Rising interest rates will likely mean fewer buyers and a slowdown in average price increases. A general downward trend in home sales volumes and average price increases across the province is expected. Still, the average price of a home likely won’t be dipping much below $1 million any time soon.

So what’s a prospective buyer to do? Well, they don’t mind looking outside of the Lower Mainland and into some other corners of the province, relatively reasonably priced homes can still be found. Drawing on a 2022 Moving Waldo survey and a 2021 Zolo analysis of the most affordable places to live in B.C., we narrowed down the contenders to five based on supply, variety, and a price tag hovering around $500k. (Prices in effect as of Aug. 2.)
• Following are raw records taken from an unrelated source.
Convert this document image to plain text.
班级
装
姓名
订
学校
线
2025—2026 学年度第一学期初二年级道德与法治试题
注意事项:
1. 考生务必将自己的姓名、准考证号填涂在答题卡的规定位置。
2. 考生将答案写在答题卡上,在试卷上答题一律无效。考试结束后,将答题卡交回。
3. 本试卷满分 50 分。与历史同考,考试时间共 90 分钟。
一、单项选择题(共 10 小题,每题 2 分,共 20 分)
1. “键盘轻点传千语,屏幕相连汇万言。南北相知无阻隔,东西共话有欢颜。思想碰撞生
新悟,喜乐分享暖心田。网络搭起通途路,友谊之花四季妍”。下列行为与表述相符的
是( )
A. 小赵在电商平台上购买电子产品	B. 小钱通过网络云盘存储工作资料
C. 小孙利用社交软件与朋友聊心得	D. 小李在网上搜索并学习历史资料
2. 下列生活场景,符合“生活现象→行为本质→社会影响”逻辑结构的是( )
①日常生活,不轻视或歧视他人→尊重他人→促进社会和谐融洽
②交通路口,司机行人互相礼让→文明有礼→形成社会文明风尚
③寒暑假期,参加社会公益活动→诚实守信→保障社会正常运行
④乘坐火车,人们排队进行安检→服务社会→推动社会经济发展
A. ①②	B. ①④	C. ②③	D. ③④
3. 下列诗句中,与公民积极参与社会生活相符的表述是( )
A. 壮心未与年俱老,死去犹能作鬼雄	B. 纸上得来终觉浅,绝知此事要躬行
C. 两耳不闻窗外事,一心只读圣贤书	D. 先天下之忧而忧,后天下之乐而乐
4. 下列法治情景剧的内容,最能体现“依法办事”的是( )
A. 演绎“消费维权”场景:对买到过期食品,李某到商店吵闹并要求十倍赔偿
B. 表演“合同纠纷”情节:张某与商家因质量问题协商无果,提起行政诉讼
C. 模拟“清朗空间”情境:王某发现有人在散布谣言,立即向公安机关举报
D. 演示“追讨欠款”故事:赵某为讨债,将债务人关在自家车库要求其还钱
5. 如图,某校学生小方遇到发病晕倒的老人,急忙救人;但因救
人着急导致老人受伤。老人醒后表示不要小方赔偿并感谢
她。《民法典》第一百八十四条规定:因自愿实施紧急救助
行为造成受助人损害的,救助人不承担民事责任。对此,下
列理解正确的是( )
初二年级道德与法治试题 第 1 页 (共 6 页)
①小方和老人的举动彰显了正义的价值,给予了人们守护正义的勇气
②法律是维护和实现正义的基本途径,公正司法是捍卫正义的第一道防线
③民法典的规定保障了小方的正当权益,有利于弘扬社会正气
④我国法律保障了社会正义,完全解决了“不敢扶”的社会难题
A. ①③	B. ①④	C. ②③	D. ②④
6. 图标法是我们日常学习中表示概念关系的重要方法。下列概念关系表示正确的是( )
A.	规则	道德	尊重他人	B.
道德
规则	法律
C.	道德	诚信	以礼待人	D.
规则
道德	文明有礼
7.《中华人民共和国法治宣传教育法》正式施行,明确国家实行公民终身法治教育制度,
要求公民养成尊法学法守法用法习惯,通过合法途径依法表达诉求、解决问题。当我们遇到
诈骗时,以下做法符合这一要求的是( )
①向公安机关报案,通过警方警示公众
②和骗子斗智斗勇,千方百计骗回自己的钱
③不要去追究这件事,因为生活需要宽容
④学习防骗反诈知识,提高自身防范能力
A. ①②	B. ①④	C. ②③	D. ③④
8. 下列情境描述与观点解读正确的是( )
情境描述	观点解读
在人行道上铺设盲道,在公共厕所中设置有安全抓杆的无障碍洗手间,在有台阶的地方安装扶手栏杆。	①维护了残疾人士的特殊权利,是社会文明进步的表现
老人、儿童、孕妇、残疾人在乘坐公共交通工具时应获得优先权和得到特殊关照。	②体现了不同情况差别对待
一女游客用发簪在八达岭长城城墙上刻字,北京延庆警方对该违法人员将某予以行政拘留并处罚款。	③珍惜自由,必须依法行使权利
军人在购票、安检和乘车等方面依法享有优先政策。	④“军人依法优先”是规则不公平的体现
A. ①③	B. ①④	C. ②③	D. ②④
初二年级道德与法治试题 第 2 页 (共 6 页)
“While cities and towns outside of the Lower Mainland had seen significant upward pressure on pricing during the pandemic, there are still places in B.C. where $500,000 goes a pretty long way,” realtor Mary Cleaver of the Mary Cleaver Group said.

“With recent interest rate hikes, homes in many of these areas have begun to see home prices decline. I suspect further moves by the Bank of Canada could lead to more affordability in secondary markets in the coming months.” 
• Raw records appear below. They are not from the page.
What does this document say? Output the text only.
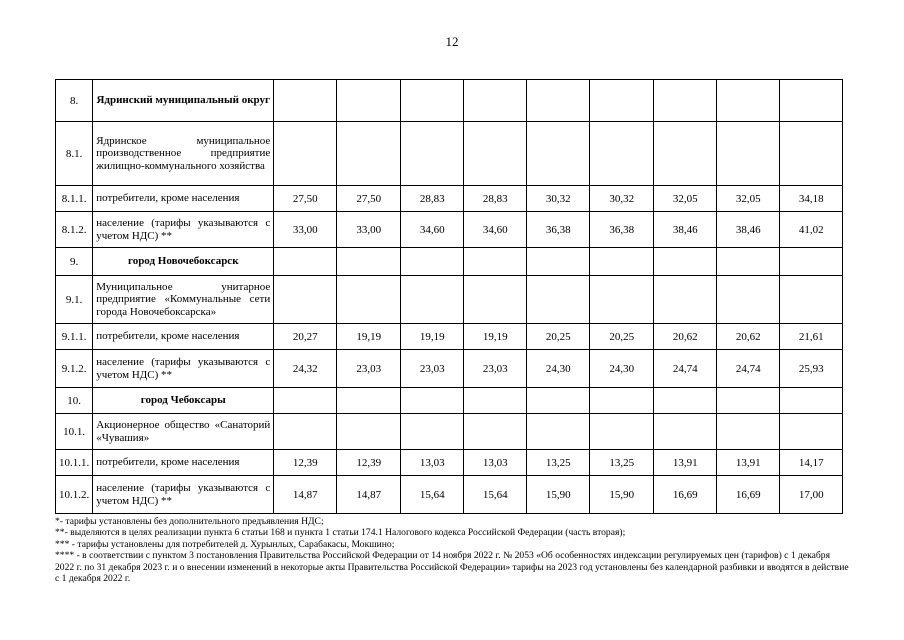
12
8.	Ядринский муниципальный округ									
8.1.	Ядринское муниципальное производственное предприятие жилищно-коммунального хозяйства									
8.1.1.	потребители, кроме населения	27,50	27,50	28,83	28,83	30,32	30,32	32,05	32,05	34,18
8.1.2.	население (тарифы указываются с учетом НДС) **	33,00	33,00	34,60	34,60	36,38	36,38	38,46	38,46	41,02
9.	город Новочебоксарск									
9.1.	Муниципальное унитарное предприятие «Коммунальные сети города Новочебоксарска»									
9.1.1.	потребители, кроме населения	20,27	19,19	19,19	19,19	20,25	20,25	20,62	20,62	21,61
9.1.2.	население (тарифы указываются с учетом НДС) **	24,32	23,03	23,03	23,03	24,30	24,30	24,74	24,74	25,93
10.	город Чебоксары									
10.1.	Акционерное общество «Санаторий «Чувашия»									
10.1.1.	потребители, кроме населения	12,39	12,39	13,03	13,03	13,25	13,25	13,91	13,91	14,17
10.1.2.	население (тарифы указываются с учетом НДС) **	14,87	14,87	15,64	15,64	15,90	15,90	16,69	16,69	17,00
*- тарифы установлены без дополнительного предъявления НДС;
**- выделяются в целях реализации пункта 6 статьи 168 и пункта 1 статьи 174.1 Налогового кодекса Российской Федерации (часть вторая);
*** - тарифы установлены для потребителей д. Хурынлых, Сарабакасы, Мокшино;
**** - в соответствии с пунктом 3 постановления Правительства Российской Федерации от 14 ноября 2022 г. № 2053 «Об особенностях индексации регулируемых цен (тарифов) с 1 декабря 2022 г. по 31 декабря 2023 г. и о внесении изменений в некоторые акты Правительства Российской Федерации» тарифы на 2023 год установлены без календарной разбивки и вводятся в действие с 1 декабря 2022 г.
Vernon consistently places on most-affordable lists. Photo by Courtesy City of Vernon /PNG

1. Vernon

It may be the commercial hub of the North Okanagan, but Vernon consistently places on most-affordable lists. However, many of the houses available in the $500k range are on leased land. Most, if not all, product for that price or less, and on non-leased land, are townhomes, like a two-bedroom, two-bathroom 1,190-square-foot residence priced at $499,900.


2. Prince George

This sunny northern B.C. town of 74,000 is a haven for outdoor enthusiasts and financially strapped homebuyers. Half-a-million can still purchase a house with three, four, five or even six bedrooms, and there’s a fair amount on the market. We like a split-level three-bedroom home with a big backyard and a flex space currently set up as a martial arts dojo. It’s going for $485,000 but, as the listing says, “At this price point, this home won’t last long!”

3. Nanaimo

Situated on the east coast of Vancouver Island, the namesake of the famous dessert bar and birthplace of Diana Krall has mostly condos and townhomes for half-a-million dollars and under. A $489,000 two-bedroom, two-bathroom 994-square-foot townhouse in the Pleasant Valley neighbourhood is near amenities and opens onto a landscaped backyard. A two-bedroom, two-bathroom, 1,091-square-foot condo near Long Lake is listed at $499,900. Also available: a two-bedroom, one-bathroom, 884-square-foot house near downtown, with nine-foot-high ceilings, a claw-foot tub, and a small view of the ocean from the deck. Built in 1914, it’s definitely a fixer-upper.


4. Penticton

The sky’s the limit for half-a-million loonies in this South Okanagan town—if a buyer is in the market for a townhouse or condo. A three-bedroom, two-bathroom, 1,500-square-foot townhouse with a view of Penticton Creek is priced at $495,000, and a two-bedroom, two-bathroom 1,085-square-foot condo located alongside the same creek is going for $4k more. A three-bed, two-bath home in a townhouse complex priced at $499,900 shares an outdoor pool with other units. The bonus of living in Penticton is, of course, access to the mountains, parks, and lakes that make the area a favourite of golfers, hikers, boaters, and skiers.


5. Nelson

The West Kootenay city of 11,000 boasts a thriving cultural scene, a brewery, and close proximity to the Whitewater Ski Resort and other outdoor activities. Buying-wise, Nelson’s housing product for $500k or less includes houses, townhomes, and duplexes. A three-bed, two-bath 1,230-square-foot heritage home priced at $484,888 features a deck and is close to a picturesque downtown of heritage buildings.